ArcelorMittal reported bumper profits driven by resurgent steel demand and ever-tightening trade protections in its biggest markets.
The world’s largest steelmaker reported its highest quarterly profit in seven years and said it expects global demand to grow faster than it previously expected.
For years, ArcelorMittal has been decrying unfair trade conditions in its key markets of Europe and the US But President Donald Trump’s tariffs have slammed the door shut on cheap imports, leading to the highest prices in years, and Europe is increasingly protecting its domestic producers. At the same time, Chinese exports are falling and steel demand in almost every major market is forecast to rise this year.
“The outlook for the second half of the year is encouraging as we anticipate current favorable market conditions continuing,” Lakshmi Mittal, ArcelorMittal’s chief executive officer, said in a statement. “We believe improvements in underlying industry fundamentals are sustainable, although there is still more to be done to thoroughly address the issue of global overcapacity.”

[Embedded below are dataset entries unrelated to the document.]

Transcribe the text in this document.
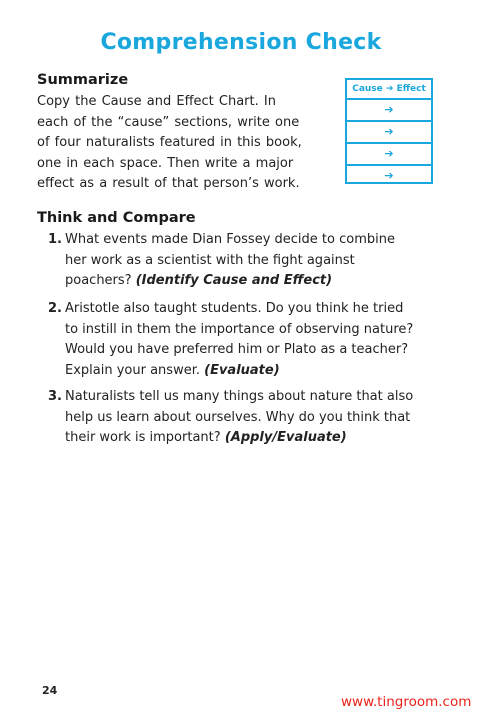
Comprehension Check
Summarize
Copy the Cause and Effect Chart. In
each of the “cause” sections, write one
of four naturalists featured in this book,
one in each space. Then write a major
effect as a result of that person’s work.
Cause ➔ Effect
➔
➔
➔
➔
Think and Compare
1. What events made Dian Fossey decide to combine
her work as a scientist with the fight against
poachers? (Identify Cause and Effect)
2. Aristotle also taught students. Do you think he tried
to instill in them the importance of observing nature?
Would you have preferred him or Plato as a teacher?
Explain your answer. (Evaluate)
3. Naturalists tell us many things about nature that also
help us learn about ourselves. Why do you think that
their work is important? (Apply/Evaluate)
24
www.tingroom.com
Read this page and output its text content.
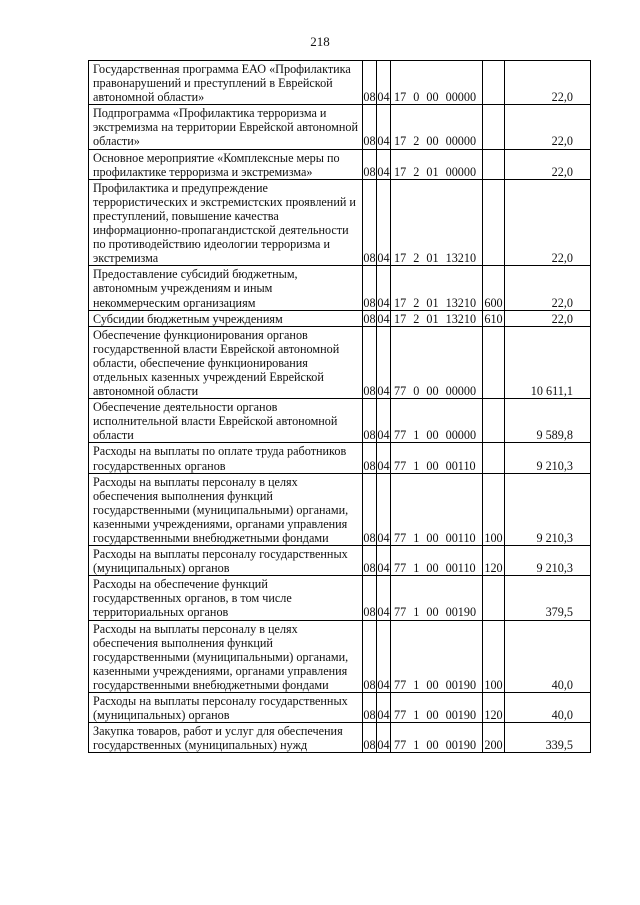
218
Государственная программа ЕАО «Профилактика правонарушений и преступлений в Еврейской автономной области»	08	04	17 0 00 00000		22,0
Подпрограмма «Профилактика терроризма и экстремизма на территории Еврейской автономной области»	08	04	17 2 00 00000		22,0
Основное мероприятие «Комплексные меры по профилактике терроризма и экстремизма»	08	04	17 2 01 00000		22,0
Профилактика и предупреждение террористических и экстремистских проявлений и преступлений, повышение качества информационно-пропагандистской деятельности по противодействию идеологии терроризма и экстремизма	08	04	17 2 01 13210		22,0
Предоставление субсидий бюджетным, автономным учреждениям и иным некоммерческим организациям	08	04	17 2 01 13210	600	22,0
Субсидии бюджетным учреждениям	08	04	17 2 01 13210	610	22,0
Обеспечение функционирования органов государственной власти Еврейской автономной области, обеспечение функционирования отдельных казенных учреждений Еврейской автономной области	08	04	77 0 00 00000		10 611,1
Обеспечение деятельности органов исполнительной власти Еврейской автономной области	08	04	77 1 00 00000		9 589,8
Расходы на выплаты по оплате труда работников государственных органов	08	04	77 1 00 00110		9 210,3
Расходы на выплаты персоналу в целях обеспечения выполнения функций государственными (муниципальными) органами, казенными учреждениями, органами управления государственными внебюджетными фондами	08	04	77 1 00 00110	100	9 210,3
Расходы на выплаты персоналу государственных (муниципальных) органов	08	04	77 1 00 00110	120	9 210,3
Расходы на обеспечение функций государственных органов, в том числе территориальных органов	08	04	77 1 00 00190		379,5
Расходы на выплаты персоналу в целях обеспечения выполнения функций государственными (муниципальными) органами, казенными учреждениями, органами управления государственными внебюджетными фондами	08	04	77 1 00 00190	100	40,0
Расходы на выплаты персоналу государственных (муниципальных) органов	08	04	77 1 00 00190	120	40,0
Закупка товаров, работ и услуг для обеспечения государственных (муниципальных) нужд	08	04	77 1 00 00190	200	339,5
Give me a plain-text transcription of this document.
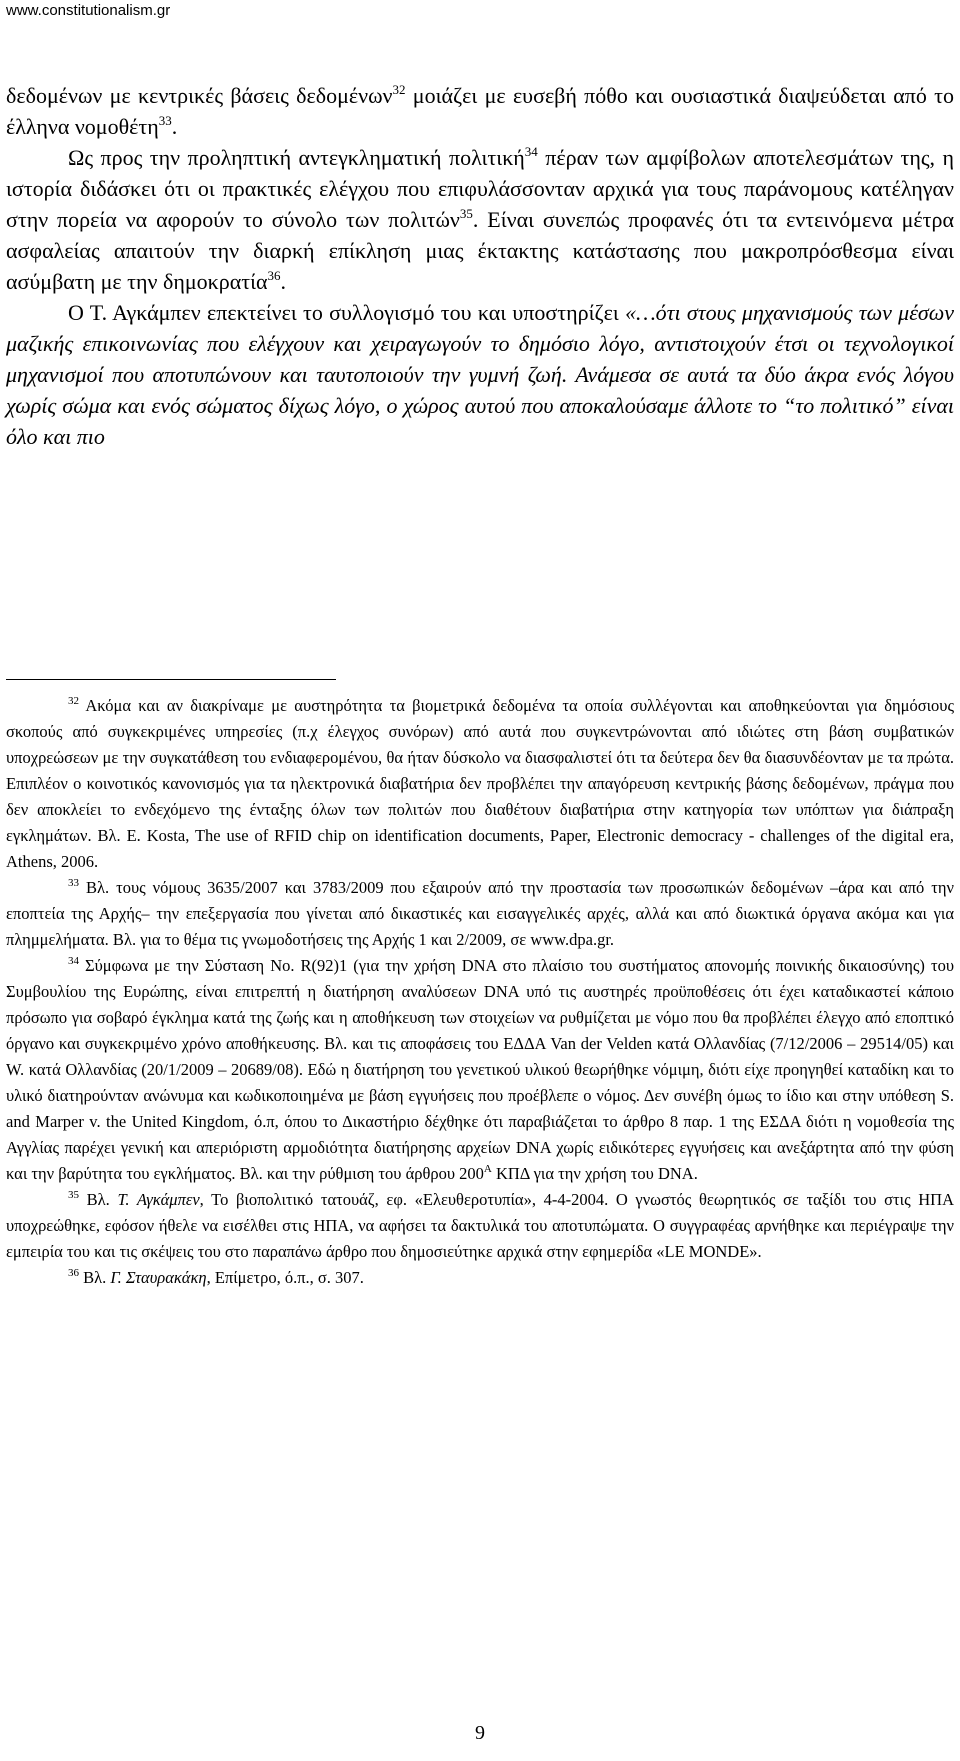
www.constitutionalism.gr

δεδομένων με κεντρικές βάσεις δεδομένων$^{32}$ μοιάζει με ευσεβή πόθο και ουσιαστικά διαψεύδεται από το έλληνα νομοθέτη$^{33}$.

Ως προς την προληπτική αντεγκληματική πολιτική$^{34}$ πέραν των αμφίβολων αποτελεσμάτων της, η ιστορία διδάσκει ότι οι πρακτικές ελέγχου που επιφυλάσσονταν αρχικά για τους παράνομους κατέληγαν στην πορεία να αφορούν το σύνολο των πολιτών$^{35}$. Είναι συνεπώς προφανές ότι τα εντεινόμενα μέτρα ασφαλείας απαιτούν την διαρκή επίκληση μιας έκτακτης κατάστασης που μακροπρόσθεσμα είναι ασύμβατη με την δημοκρατία$^{36}$.

Ο Τ. Αγκάμπεν επεκτείνει το συλλογισμό του και υποστηρίζει «…ότι στους μηχανισμούς των μέσων μαζικής επικοινωνίας που ελέγχουν και χειραγωγούν το δημόσιο λόγο, αντιστοιχούν έτσι οι τεχνολογικοί μηχανισμοί που αποτυπώνουν και ταυτοποιούν την γυμνή ζωή. Ανάμεσα σε αυτά τα δύο άκρα ενός λόγου χωρίς σώμα και ενός σώματος δίχως λόγο, ο χώρος αυτού που αποκαλούσαμε άλλοτε το “το πολιτικό” είναι όλο και πιο

$^{32}$ Ακόμα και αν διακρίναμε με αυστηρότητα τα βιομετρικά δεδομένα τα οποία συλλέγονται και αποθηκεύονται για δημόσιους σκοπούς από συγκεκριμένες υπηρεσίες (π.χ έλεγχος συνόρων) από αυτά που συγκεντρώνονται από ιδιώτες στη βάση συμβατικών υποχρεώσεων με την συγκατάθεση του ενδιαφερομένου, θα ήταν δύσκολο να διασφαλιστεί ότι τα δεύτερα δεν θα διασυνδέονταν με τα πρώτα. Επιπλέον ο κοινοτικός κανονισμός για τα ηλεκτρονικά διαβατήρια δεν προβλέπει την απαγόρευση κεντρικής βάσης δεδομένων, πράγμα που δεν αποκλείει το ενδεχόμενο της ένταξης όλων των πολιτών που διαθέτουν διαβατήρια στην κατηγορία των υπόπτων για διάπραξη εγκλημάτων. Βλ. E. Kosta, The use of RFID chip on identification documents, Paper, Electronic democracy - challenges of the digital era, Athens, 2006.

$^{33}$ Βλ. τους νόμους 3635/2007 και 3783/2009 που εξαιρούν από την προστασία των προσωπικών δεδομένων –άρα και από την εποπτεία της Αρχής– την επεξεργασία που γίνεται από δικαστικές και εισαγγελικές αρχές, αλλά και από διωκτικά όργανα ακόμα και για πλημμελήματα. Βλ. για το θέμα τις γνωμοδοτήσεις της Αρχής 1 και 2/2009, σε www.dpa.gr.

$^{34}$ Σύμφωνα με την Σύσταση Νο. R(92)1 (για την χρήση DNA στο πλαίσιο του συστήματος απονομής ποινικής δικαιοσύνης) του Συμβουλίου της Ευρώπης, είναι επιτρεπτή η διατήρηση αναλύσεων DNA υπό τις αυστηρές προϋποθέσεις ότι έχει καταδικαστεί κάποιο πρόσωπο για σοβαρό έγκλημα κατά της ζωής και η αποθήκευση των στοιχείων να ρυθμίζεται με νόμο που θα προβλέπει έλεγχο από εποπτικό όργανο και συγκεκριμένο χρόνο αποθήκευσης. Βλ. και τις αποφάσεις του ΕΔΔΑ Van der Velden κατά Ολλανδίας (7/12/2006 – 29514/05) και W. κατά Ολλανδίας (20/1/2009 – 20689/08). Εδώ η διατήρηση του γενετικού υλικού θεωρήθηκε νόμιμη, διότι είχε προηγηθεί καταδίκη και το υλικό διατηρούνταν ανώνυμα και κωδικοποιημένα με βάση εγγυήσεις που προέβλεπε ο νόμος. Δεν συνέβη όμως το ίδιο και στην υπόθεση S. and Marper v. the United Kingdom, ό.π, όπου το Δικαστήριο δέχθηκε ότι παραβιάζεται το άρθρο 8 παρ. 1 της ΕΣΔΑ διότι η νομοθεσία της Αγγλίας παρέχει γενική και απεριόριστη αρμοδιότητα διατήρησης αρχείων DNA χωρίς ειδικότερες εγγυήσεις και ανεξάρτητα από την φύση και την βαρύτητα του εγκλήματος. Βλ. και την ρύθμιση του άρθρου $200^A$ ΚΠΔ για την χρήση του DNA.

$^{35}$ Βλ. Τ. Αγκάμπεν, Το βιοπολιτικό τατουάζ, εφ. «Ελευθεροτυπία», 4-4-2004. Ο γνωστός θεωρητικός σε ταξίδι του στις ΗΠΑ υποχρεώθηκε, εφόσον ήθελε να εισέλθει στις ΗΠΑ, να αφήσει τα δακτυλικά του αποτυπώματα. Ο συγγραφέας αρνήθηκε και περιέγραψε την εμπειρία του και τις σκέψεις του στο παραπάνω άρθρο που δημοσιεύτηκε αρχικά στην εφημερίδα «LE MONDE».

$^{36}$ Βλ. Γ. Σταυρακάκη, Επίμετρο, ό.π., σ. 307.

9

ArcelorMittal increased its forecasts for steel demand, saying it expects global consumption to rise as much as 3% in 2018, up from its earlier forecast of as much as 2.5%. Demand in the US and Europe could grow as much as 3%, higher than its last forecast in May. It also upgraded its outlook for China.
That strong demand, along with Trump’s strategy of a 25% tariff on steel imports to the US, has driven up prices. ArcelorMittal reported big increases in its average selling price in both North America and Europe, and also shipped 1.8% more steel in the quarter.
The good macro news is being turned into profits. ArcelorMittal’s second-quarter earnings before interest, taxes, depreciation and amortization was $3.07 billion, up from $2.11 billion a year earlier. That exceeded the $2.94 billion average analyst estimate. Net income rose 41% to $1.87 billion.
ArcelorMittal is also looking to grow. The European Union has approved its 1.8 billion euro ($2.1 billion) bid for Italy’s Ilva SpA, Europe’s biggest steel plant. The company is also trying to buy Essar Steel India in India.
Still, the company is dealing with significant debt. Borrowings fell to $10.5 billion by the end of the first half, well short of its $6 billion goal. The company has said that it needs to reach debt targets before increasing dividends.